男女の賃金格差も、、OECD諸国の平均が13%であるのに対し、日本は23.5%女性は職場で男性と同じように働くよう言われ、家庭と仕事の両立は不可能だ。日本に25年間滞在し、多くの女性にインタビューしてきたが、いまだに責任ある仕事を持ちながら複数の子どもを持つ女性に出会うことは非常にまれだ

この国では、女性は若い頃から大変だ。男性がアイドルやその若い身体への幻想に取りつかれている一方で、若い女性たちは自分たちの身体について、その情報を最も必要とする年齢で知らされない。

【日本の女性は若いころから大変】

学校で適切な性教育を施されないまま、異性との出会いに含まれる重大に危険を何も知らずに大人になり、時に望まない妊娠をすることがある。そして中絶ということになれば、経済的にも、身体的にも、そして倫理的にも(日本では中絶は刑法上犯罪になるので、それを避けるために女性たちは子供を育てる金銭的余裕がないのだと嘘をつくことを迫られる)、不必要な苦悩を味わうことになる。これはもっと日本で話されるべきテーマである。

医療も政治家も頼りにできない

医療についても時代遅れにさいなまされている。日本女性は、避妊薬の認可をフランス女性よりも32年後の1999年まで待たなければならなかった。日本では医師の処方がなければ緊急避妊薬は入手できず(フランスではドラッグストアで、900円程度で手に入れられる)、不必要な妊娠や中絶が発生することになる。

ちなみに、日本では2018年4月から一時期、妊婦が風邪などで病院を訪れる場合、追加の医療費を支払わなければならなかったこの「妊婦加算は少子化に逆行するとして翌年1月に凍結)妊婦に追加の医療費を払わせる国なんてほかにあるだろうか。

こんな状況なのに、女性たちは女性に頼ることすらできない自民党が先ごろ、主に女性に便宜を図る改革となる、夫婦別姓を認める検討をしたとき、猛反対する者の中には自民党女性議員たちがいた。

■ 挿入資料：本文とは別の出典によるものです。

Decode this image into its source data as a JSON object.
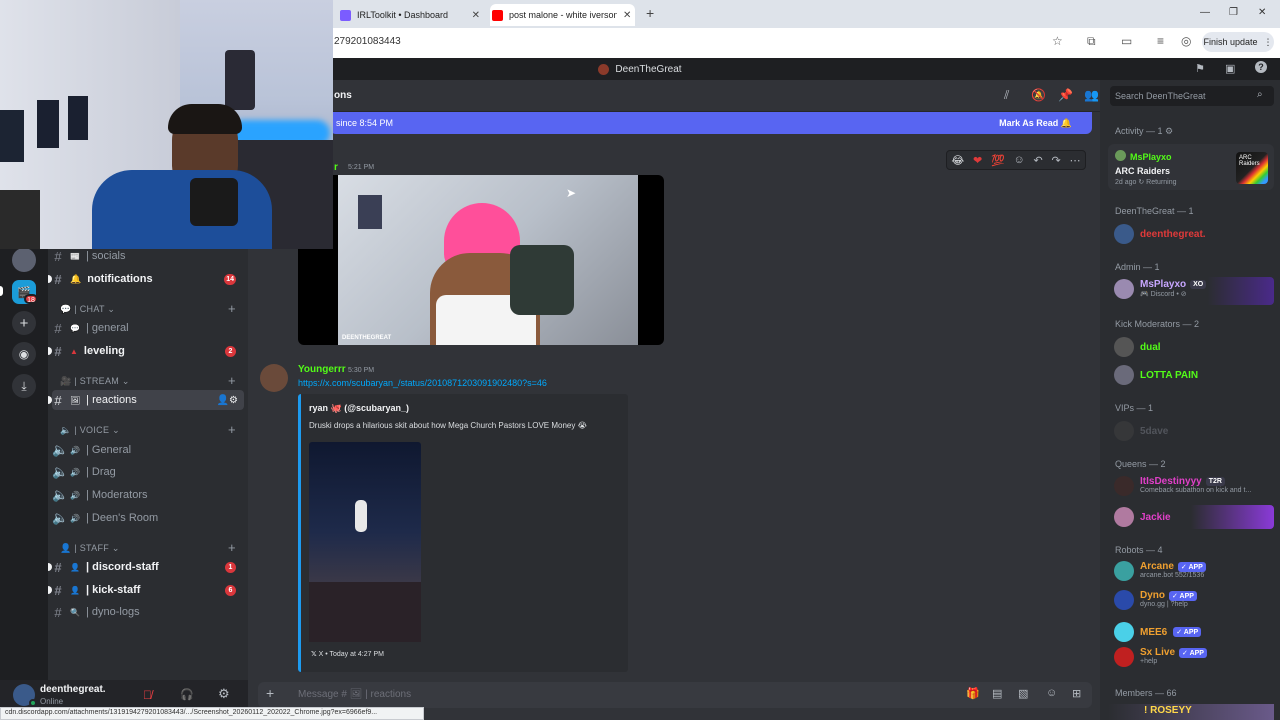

森氏の発言が、特に海外メディアで報道されて国のイメージに泥を塗ったにもかかわらず、日本の女性政治家は、国の将来を任されているはずでありながら、意外にも沈黙している自称「女性の擁護者」の小池百合子東京都知事は、不満を口にしただけであった

49歳のフランス人男性が、日本女性はどう生きるべきであるかを書くのは自然なことではない。しかし、日本女性が自分たちについての議論を始めるのが難しいようであるなら、私が自分の意見を述べてもよいではないかと思った。

森氏は、日本女性に「しゃべり過ぎ」だと苦言を呈した。しかし真実は逆だ。日本女性はあまりにも声を上げなさ過ぎる。しかも、大声で叫ぶべき理由は山ほどあるのに、だ。